Наше сближение произошло довольно необычно. Я только что кончил этюд, весьма смелый на мой взгляд, впрочем, смелый и на самом деле. Спустя пятнадцать лет он был продан за десять тысяч франков. Кстати, он был прост, как дважды два четыре, и вне всяких академических правил. Правый угол полотна изображал утес, огромный утес, весь в наростах и ржавых, желтых, красных водорослях, облитых солнцем, точно маслом. Источник света был скрыт за моей спиной, а лучи его падали на скалу расплавленным золотом. Это было здорово сделано. Такой яркий, пламенный, красочный передний план, что дух захватывало.

Слева – море, но не синее, не свинцовое море, а море, точно из нефрита, мутно-зеленое и суровое под таким же хмурым небом.

Я был так доволен своей работой, что приплясывал, возвращаясь с нею на постоялый двор. Мне хотелось, чтобы весь мир сразу же увидел ее. Помнится, я показал ее корове на придорожном лугу и крикнул ей:

– Взгляни, голубка, такое не часто увидишь.

Подойдя к дому, я принялся во всю глотку звать тетку Лекашёр:

– Эй! Эй! Хозяйка! Пожалуйте скорее да гляньте-ка сюда.

Крестьянка явилась и уставилась на мое произведение тупым взглядом, не разбиравшим, то ли это бык, то ли дом.

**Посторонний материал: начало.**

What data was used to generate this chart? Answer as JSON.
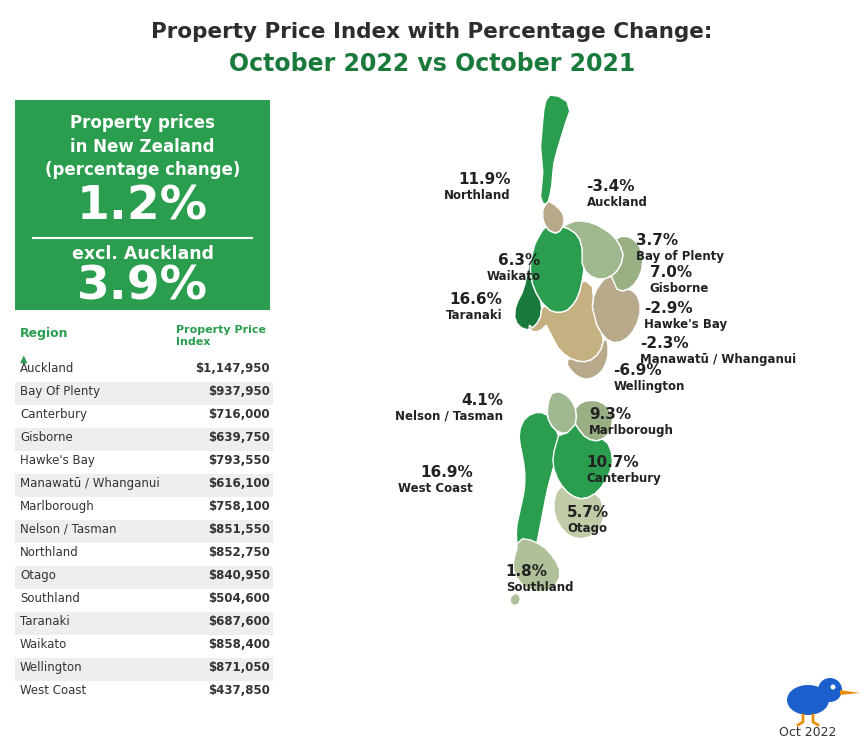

Мисс Гарриет возвратилась с прогулки и проходила позади меня как раз в ту минуту, когда я держал этюд в протянутой руке и показывал хозяйке. Я постарался повернуть полотно так, чтобы оно не ускользнуло от взгляда «бесовки». Она увидела его и застыла на месте, ошеломленная, потрясенная. Это, оказывается, был ее утес, тот самый, куда она взбиралась помечтать на свободе.

Она произнесла свое британское «Оу!» так выразительно и хвалебно, что я с улыбкой обернулся к ней.

– Это мой последний этюд, мадемуазель, – пояснил я.

Она пролепетала в комическом и трогательном восторге:

– О! Сударь! Вы так глубоко понимать природа.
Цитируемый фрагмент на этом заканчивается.